Multiasset strategies, which generate returns for investors through asset allocation, will be managed by Ken Kroner, head of the global market strategies group. The alternative-strategies unit will be overseen by Matt Botein and includes the real estate and private-equity businesses. Richie Prager will lead trading and liquidity strategies, which includes cash and securities lending.

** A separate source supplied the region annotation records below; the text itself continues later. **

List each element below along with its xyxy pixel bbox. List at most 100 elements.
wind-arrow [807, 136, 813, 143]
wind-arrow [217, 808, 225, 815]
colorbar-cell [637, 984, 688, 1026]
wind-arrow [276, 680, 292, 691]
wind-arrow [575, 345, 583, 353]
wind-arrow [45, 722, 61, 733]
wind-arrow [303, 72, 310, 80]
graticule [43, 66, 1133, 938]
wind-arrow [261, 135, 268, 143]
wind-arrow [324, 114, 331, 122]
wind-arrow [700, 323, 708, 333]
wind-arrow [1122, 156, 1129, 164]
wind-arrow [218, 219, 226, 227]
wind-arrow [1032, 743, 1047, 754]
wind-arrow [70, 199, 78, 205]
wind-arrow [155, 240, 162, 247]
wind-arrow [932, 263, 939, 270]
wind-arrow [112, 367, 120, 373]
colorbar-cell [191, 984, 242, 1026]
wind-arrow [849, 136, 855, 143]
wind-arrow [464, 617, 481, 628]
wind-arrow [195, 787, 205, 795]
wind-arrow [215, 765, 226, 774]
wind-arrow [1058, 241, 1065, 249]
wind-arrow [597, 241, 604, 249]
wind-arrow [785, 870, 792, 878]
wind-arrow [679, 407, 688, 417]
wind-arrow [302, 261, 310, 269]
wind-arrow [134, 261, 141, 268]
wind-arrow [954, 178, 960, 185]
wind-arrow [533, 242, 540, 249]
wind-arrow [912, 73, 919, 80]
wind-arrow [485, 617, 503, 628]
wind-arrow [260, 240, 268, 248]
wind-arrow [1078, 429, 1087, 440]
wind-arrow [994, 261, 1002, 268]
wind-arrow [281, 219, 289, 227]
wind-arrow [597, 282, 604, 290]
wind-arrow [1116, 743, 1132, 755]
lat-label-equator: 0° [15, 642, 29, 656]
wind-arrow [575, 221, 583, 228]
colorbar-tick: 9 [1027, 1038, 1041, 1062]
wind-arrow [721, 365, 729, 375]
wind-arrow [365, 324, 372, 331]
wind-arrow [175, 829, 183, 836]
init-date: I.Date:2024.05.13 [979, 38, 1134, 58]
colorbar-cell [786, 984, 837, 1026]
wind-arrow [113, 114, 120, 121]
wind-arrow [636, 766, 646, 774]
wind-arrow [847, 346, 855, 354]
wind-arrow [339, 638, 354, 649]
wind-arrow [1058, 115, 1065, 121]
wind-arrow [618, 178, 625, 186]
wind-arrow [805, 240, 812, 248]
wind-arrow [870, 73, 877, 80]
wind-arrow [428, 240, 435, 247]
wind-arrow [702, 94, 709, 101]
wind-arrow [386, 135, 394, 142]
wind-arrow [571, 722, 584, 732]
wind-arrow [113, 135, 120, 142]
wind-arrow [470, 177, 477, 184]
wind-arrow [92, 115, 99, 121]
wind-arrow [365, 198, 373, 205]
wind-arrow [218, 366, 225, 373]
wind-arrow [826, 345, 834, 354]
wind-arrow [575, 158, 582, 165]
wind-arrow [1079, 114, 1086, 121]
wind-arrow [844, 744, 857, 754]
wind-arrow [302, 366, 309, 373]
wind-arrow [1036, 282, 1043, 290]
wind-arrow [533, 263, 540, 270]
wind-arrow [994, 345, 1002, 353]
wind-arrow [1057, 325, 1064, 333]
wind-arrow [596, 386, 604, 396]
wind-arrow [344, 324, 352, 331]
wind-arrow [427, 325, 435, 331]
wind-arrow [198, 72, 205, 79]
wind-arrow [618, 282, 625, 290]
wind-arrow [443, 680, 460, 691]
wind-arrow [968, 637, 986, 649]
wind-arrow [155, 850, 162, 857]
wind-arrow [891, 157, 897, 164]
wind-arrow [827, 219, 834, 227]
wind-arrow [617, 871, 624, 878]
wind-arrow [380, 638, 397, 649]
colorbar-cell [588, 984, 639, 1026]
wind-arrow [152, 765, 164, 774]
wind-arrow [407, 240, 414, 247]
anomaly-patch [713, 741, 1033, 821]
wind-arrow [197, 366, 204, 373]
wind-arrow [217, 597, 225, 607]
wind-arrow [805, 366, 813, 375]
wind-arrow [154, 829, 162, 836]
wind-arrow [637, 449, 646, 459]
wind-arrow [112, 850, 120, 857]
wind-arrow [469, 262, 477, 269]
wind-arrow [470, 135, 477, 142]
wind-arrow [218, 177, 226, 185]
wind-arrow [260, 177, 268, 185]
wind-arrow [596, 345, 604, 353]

Price, Schioldager and Kroner will join the global executive committee, as will Rob Goldstein, head of BlackRock Solutions and the institutional group, Hildebrand, who will join the firm in October, and Barbara Novick, one of the co-founders and head of government relations.

Separate Units

Instead of a single global client group, BlackRock will have two client-oriented units that will be responsible for distributing products to investors. The first one will be made up of BlackRock Solutions, the unit that advises financial institutions and governments on hard-to-value assets, and the institutional group. It will be managed by Goldstein. The second will include sales of iShares, BlackRock's ETF business, and retail funds. That will be led by Robert Fairbairn, currently the head of BlackRock's global client group.

With its range of assets, BlackRock has increasingly been pointing to its role as a provider of investment "solutions."

The reorganization will help the firm provide products to investors in what they call the "new world" characterized by slower growth, higher volatility and macroeconomic uncertainty, BlackRock said in the memo.

'New World'

Investors "want a trusted and versatile adviser -- someone who can solve the complex problems that have reshaped investing in the new world, including the need to ensure pension funds will meet their obligations, that individuals will not outlive their retirement savings and that foundations and endowments are able to sustain their missions for the long term," BlackRock said in the memo.

BlackRock is part of a small group of money managers trying to provide products such as asset allocation, alternative funds such as hedge funds, risk management and passive funds in additional to traditional investing, wrote Eric Berg, an analyst at RBC Capital Markets, in a July 24 research report.

"In the future it won't be enough for a money manager to be a stock picker only or a firm that only avoids major losses in the bond market," Berg and his colleagues wrote. "We believe BlackRock is further along than any of its competitors in developing this concept of solutions-oriented money management."